Detto questo, questo sistema ei due pesi e due misure dei “progressisti” occidentali, che sono molto accodiscenti nei confronti della Turchia e del Qatar più che nei confronti dell’Egitto, non giustifica da parte di questo Stato le violazioni dei diritti umani: l’Italia deve fortemente condannare l’imprigionamento di giornalisti e attivisti per i diritti umani, nonché richiedere fortemente la consegna di coloro che in Italia sono imputati per l’omicidio di Giulio Regeni affinché siedano sul banco degli imputati e partecipino alle fasi processuali nell’aula di giustizia italiana e se ritenuti colpevoli scontino la pena in Italia. Tuttavia, dobbiamo mantenere un approccio pragmatico e non confondere le questioni, perché non costringeremo un paese sovrano come l’Egitto con condanne e sanzioni controproducenti, ma solo con negoziati e aiuti.

Dobbiamo capire che l’Egitto è stato gravemente destabilizzato da due rivoluzioni successive a causa degli islamisti, che questo paese è ancora “sotto attacco” degli islamisti e che i nostri “servizi di sicurezza” cooperano efficacemente con il Cairo di fronte all’islamismo radicale e alla Turchia di Erdogan, che minacciano sia i paesi dell’Unione Europea che l’Egitto nel Mediterraneo. Al-Sisi ha preso il controllo di un Paese che è stato dissanguato, la società è precipitata nel caos, con il terrorismo che ha colpito ogni giorno la capitale, le città e i villaggi, a volte le amministrazioni, a volte la grande cattedrale della Chiesa copta al Cairo. Era quindi necessario ricostruire il paese, ristabilire l’ordine nelle strade e portare il paese fuori dal crollo economico e finanziario. È anche vero che i cristiani copti egiziani testimoniano che la situazione non è mai stata così buona per loro dopo decenni di persecuzioni impunite.

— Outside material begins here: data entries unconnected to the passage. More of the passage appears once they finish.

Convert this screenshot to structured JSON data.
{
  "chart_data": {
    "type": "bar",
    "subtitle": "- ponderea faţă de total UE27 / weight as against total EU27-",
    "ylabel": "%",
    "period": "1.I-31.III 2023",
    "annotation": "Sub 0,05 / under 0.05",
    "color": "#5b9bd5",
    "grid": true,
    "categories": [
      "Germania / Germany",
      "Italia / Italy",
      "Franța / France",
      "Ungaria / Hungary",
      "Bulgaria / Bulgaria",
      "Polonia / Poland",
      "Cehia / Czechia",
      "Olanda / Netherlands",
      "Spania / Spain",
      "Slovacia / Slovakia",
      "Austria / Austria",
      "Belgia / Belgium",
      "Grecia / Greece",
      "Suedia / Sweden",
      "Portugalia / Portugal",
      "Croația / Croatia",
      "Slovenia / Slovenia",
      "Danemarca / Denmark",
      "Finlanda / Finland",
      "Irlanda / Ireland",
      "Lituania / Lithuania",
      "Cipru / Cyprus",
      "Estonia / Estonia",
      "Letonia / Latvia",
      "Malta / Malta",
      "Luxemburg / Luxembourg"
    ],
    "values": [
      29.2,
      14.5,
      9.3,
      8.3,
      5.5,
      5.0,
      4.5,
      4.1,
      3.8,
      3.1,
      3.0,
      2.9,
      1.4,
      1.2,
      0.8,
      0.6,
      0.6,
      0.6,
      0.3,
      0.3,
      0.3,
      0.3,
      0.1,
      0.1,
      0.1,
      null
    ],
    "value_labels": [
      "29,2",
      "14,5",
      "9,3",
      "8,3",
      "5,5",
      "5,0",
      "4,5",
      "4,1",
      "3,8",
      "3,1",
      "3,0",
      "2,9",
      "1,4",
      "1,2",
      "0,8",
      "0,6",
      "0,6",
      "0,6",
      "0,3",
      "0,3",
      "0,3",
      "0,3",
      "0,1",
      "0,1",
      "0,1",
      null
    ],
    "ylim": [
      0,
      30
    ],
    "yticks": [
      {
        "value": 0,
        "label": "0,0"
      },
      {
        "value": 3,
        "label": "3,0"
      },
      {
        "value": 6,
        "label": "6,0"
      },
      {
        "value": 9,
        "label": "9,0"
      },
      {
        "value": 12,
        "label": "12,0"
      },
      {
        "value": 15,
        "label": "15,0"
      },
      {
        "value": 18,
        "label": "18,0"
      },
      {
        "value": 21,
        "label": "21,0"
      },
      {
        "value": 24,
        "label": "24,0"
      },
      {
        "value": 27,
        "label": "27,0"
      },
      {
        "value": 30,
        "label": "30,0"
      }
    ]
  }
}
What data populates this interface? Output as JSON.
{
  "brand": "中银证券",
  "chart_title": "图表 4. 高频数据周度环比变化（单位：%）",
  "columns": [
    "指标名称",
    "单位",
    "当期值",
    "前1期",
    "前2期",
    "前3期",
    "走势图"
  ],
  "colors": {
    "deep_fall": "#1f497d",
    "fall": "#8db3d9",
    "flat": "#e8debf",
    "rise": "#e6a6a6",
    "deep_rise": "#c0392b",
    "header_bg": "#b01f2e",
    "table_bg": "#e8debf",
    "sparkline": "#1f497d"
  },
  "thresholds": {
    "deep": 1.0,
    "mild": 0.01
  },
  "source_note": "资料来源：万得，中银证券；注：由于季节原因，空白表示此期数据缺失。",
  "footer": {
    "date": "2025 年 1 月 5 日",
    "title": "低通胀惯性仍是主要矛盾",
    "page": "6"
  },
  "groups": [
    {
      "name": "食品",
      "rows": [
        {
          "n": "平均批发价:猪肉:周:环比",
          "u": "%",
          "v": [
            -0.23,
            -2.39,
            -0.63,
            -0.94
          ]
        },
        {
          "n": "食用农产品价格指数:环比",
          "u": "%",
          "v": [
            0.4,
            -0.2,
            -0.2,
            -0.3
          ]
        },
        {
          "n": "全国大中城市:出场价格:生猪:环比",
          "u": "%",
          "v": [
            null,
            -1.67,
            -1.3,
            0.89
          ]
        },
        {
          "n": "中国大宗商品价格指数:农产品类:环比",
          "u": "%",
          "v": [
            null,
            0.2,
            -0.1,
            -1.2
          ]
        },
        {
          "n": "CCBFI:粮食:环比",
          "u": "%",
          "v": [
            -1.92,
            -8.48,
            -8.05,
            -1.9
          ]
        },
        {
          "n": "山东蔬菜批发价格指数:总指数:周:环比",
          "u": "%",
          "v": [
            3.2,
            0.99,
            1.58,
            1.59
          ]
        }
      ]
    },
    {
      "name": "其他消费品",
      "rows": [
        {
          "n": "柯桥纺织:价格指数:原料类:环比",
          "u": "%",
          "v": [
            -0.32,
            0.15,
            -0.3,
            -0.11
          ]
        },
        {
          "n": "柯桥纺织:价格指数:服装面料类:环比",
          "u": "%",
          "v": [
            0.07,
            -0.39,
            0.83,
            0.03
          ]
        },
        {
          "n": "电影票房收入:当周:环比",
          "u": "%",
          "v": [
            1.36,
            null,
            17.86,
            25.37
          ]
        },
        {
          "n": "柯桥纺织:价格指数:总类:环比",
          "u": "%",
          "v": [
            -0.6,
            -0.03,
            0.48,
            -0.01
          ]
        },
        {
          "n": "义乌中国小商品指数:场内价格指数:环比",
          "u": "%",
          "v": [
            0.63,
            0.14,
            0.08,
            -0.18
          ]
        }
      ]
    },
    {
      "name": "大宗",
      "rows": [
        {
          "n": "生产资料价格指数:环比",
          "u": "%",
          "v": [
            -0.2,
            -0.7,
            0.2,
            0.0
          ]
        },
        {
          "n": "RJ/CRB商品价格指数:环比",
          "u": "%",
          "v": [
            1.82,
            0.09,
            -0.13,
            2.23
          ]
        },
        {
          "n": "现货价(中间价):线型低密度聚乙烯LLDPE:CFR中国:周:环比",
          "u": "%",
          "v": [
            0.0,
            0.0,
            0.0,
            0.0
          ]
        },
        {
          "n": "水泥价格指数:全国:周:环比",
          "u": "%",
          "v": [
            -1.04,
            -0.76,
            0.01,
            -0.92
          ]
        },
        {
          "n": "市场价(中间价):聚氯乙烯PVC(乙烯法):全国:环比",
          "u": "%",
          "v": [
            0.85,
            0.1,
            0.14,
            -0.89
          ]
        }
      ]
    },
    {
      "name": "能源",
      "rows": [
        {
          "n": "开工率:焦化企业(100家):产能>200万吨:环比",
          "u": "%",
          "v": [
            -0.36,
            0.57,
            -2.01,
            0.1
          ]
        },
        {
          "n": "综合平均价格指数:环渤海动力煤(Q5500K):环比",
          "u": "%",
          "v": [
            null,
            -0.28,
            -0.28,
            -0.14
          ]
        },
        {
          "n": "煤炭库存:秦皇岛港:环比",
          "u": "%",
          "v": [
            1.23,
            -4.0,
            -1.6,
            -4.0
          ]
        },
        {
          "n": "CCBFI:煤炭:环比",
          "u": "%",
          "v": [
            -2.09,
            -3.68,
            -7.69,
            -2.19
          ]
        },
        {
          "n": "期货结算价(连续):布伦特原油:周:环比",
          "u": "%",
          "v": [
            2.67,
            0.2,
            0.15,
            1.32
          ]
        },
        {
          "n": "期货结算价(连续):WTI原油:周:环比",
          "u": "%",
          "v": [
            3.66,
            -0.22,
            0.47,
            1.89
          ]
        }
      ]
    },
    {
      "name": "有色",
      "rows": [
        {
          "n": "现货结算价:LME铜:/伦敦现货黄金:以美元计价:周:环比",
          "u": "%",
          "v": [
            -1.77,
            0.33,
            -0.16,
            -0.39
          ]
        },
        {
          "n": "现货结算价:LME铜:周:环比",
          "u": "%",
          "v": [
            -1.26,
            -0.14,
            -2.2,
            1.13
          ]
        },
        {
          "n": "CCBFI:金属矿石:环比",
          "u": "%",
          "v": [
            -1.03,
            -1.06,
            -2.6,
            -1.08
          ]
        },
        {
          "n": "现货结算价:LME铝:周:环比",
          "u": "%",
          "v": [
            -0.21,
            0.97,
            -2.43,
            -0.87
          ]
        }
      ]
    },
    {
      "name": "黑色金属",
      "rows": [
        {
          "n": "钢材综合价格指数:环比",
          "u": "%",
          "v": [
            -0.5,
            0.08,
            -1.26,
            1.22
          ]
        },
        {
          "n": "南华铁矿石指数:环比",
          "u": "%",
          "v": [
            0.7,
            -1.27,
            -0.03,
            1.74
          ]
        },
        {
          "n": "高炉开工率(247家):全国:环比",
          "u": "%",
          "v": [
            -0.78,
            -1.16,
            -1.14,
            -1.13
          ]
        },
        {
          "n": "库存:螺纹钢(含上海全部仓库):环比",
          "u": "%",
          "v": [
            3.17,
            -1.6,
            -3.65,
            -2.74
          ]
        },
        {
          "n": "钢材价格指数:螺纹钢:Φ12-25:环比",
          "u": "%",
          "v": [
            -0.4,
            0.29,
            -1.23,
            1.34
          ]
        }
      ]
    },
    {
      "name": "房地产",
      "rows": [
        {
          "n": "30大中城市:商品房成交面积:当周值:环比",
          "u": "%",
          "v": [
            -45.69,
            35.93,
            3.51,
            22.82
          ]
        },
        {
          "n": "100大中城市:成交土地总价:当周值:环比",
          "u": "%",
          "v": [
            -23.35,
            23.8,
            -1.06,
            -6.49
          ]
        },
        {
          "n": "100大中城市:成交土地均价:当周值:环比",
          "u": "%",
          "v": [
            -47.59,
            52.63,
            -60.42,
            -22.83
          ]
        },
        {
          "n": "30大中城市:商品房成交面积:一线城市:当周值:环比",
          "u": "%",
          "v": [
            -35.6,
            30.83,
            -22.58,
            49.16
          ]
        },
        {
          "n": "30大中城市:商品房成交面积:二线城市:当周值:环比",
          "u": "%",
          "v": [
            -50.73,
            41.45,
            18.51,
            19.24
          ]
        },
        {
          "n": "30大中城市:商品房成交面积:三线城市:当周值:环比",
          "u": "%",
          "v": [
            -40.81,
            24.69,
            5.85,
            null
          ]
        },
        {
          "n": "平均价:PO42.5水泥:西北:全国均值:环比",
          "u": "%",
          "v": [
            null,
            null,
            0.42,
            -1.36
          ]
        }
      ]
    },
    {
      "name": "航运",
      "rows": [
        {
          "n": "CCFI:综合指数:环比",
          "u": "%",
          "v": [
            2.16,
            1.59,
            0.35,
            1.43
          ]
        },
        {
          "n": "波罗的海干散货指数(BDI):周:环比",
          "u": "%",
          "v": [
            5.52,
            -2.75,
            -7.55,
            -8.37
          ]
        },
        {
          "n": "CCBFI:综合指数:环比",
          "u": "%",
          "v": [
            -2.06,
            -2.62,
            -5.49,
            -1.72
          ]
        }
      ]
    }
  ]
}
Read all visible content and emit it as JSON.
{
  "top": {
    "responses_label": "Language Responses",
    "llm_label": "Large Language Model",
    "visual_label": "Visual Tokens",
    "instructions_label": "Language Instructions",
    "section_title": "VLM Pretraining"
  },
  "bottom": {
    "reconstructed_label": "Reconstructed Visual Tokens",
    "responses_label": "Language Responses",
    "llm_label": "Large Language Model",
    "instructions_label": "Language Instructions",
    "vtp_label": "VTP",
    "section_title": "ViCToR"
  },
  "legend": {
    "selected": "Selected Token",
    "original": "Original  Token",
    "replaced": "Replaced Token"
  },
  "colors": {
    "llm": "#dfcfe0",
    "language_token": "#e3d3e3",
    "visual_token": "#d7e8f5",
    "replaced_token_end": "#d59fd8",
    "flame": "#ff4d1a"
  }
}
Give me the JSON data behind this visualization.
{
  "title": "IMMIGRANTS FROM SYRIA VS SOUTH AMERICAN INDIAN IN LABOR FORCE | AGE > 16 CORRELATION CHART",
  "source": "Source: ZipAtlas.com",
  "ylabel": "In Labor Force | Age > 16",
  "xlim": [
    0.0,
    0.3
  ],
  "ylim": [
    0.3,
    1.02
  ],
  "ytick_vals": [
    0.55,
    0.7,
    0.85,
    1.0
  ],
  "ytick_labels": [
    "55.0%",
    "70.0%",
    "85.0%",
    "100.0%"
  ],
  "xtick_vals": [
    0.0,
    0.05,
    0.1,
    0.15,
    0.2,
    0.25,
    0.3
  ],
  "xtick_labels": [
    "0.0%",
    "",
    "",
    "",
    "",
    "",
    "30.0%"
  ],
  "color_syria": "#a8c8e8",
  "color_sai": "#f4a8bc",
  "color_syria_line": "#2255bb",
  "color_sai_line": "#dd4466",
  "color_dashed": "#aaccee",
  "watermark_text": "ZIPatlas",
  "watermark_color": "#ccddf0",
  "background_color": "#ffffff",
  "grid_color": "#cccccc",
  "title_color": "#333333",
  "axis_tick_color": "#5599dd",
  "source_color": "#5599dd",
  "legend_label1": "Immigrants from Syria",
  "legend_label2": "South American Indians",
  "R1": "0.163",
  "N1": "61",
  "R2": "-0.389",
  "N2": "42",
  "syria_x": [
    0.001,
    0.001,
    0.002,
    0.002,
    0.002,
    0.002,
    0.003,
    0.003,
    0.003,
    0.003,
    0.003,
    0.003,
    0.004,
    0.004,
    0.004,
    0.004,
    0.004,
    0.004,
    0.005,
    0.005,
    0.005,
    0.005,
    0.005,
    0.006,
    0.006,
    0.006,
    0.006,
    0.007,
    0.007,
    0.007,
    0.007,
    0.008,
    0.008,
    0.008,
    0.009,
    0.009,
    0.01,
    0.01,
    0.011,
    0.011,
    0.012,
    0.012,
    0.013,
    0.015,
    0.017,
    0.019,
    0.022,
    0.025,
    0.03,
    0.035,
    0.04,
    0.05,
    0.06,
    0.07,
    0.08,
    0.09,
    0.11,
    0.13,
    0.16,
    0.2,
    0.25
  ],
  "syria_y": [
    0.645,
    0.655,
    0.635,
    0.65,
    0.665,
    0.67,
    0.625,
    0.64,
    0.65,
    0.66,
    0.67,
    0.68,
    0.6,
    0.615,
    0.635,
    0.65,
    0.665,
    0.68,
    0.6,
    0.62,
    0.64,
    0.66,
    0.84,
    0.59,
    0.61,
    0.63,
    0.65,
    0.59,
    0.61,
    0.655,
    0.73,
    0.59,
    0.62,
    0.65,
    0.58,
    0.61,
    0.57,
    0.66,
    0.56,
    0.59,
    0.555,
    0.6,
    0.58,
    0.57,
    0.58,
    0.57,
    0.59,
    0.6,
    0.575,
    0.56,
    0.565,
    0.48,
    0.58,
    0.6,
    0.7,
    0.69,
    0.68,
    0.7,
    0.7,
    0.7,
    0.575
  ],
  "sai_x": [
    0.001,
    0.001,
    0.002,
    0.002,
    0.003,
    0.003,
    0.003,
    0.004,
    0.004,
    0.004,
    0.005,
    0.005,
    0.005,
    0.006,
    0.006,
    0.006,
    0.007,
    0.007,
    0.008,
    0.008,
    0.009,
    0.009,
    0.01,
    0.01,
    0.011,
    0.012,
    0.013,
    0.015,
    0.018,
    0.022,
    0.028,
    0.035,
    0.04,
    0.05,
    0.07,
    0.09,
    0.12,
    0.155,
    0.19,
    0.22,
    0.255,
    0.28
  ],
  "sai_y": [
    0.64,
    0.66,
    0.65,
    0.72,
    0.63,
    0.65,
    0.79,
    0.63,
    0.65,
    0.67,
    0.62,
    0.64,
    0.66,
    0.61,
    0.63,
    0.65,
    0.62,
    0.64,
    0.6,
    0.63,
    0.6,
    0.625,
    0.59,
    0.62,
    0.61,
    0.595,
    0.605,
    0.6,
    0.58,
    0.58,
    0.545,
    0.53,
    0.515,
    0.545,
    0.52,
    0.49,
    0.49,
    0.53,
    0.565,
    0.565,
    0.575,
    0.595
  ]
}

Cosa accadrebbe alla pace mondiale se l’Egitto crollasse, se il terrorismo diffondesse le sue devastazioni nella regione , se milioni di egiziani diventassero rifugiati in esilio? L’Egitto ha dovuto affrontare, al posto del mondo intero, la sfida terroristica e, allo stesso tempo, riformare il Paese: progetti giganteschi come l’elettricità o la costruzione di nuove città per eliminare le baraccopoli, poi il progetto nazionale per eliminare il virus Covid-19, o riforme dei sistemi di istruzione, polizia e sicurezza nazionale per affrontare il terrorismo e la criminalità organizzata.